“Planning for sustainable cities must be multidimensional," Maria Mercedes Jaramillo, former Secretary of Planning of Bogotá, said during the roundtable titled “Addressing the Global Housing Crisis: Advancing Sustainable and Adequate Housing Through Tackling Capacity Gaps Across Professions and Sectors” held within the framework of WUF13, APA reports.
“Building sustainable communities requires new approaches from us as professionals,” she stressed.
Jaramillo stated that urban planning should not be limited only to housing issues: “It is impossible to solve the housing problem without planning employment, transportation, food, energy, and water security.”

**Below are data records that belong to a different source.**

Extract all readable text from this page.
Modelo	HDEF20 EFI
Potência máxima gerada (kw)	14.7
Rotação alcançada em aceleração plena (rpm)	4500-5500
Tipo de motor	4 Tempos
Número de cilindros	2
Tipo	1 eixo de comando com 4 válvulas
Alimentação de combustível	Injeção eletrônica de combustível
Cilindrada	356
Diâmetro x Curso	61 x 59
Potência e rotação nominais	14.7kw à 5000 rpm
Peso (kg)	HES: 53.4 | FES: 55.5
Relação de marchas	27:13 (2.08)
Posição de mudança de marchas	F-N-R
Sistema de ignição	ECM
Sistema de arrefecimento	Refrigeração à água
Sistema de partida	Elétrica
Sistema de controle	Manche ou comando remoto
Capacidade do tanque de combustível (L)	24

According to her, planning also requires a multi-level approach: “Our daily lives depend not only on global, regional, and metropolitan conditions, but also on proximity to people, services, and spaces.”
Jaramillo emphasized that the world is currently going through a period of systemic crisis.
Touching upon the issue of urban resilience, the expert noted that urbanism often views cities as isolated spaces: “Cities do not produce the water we drink, the food we eat, or the energy we use. Yet urban planning still treats the city as an object confined within borders.”
Maria Mercedes Jaramillo also referred to her experience working in Bogotá: “After serving as Secretary of Planning in Bogotá — one of the world’s most complex, unequal, and climate-vulnerable cities — I know that traditional urban planning alone is not enough to make cities safe and sustainable.”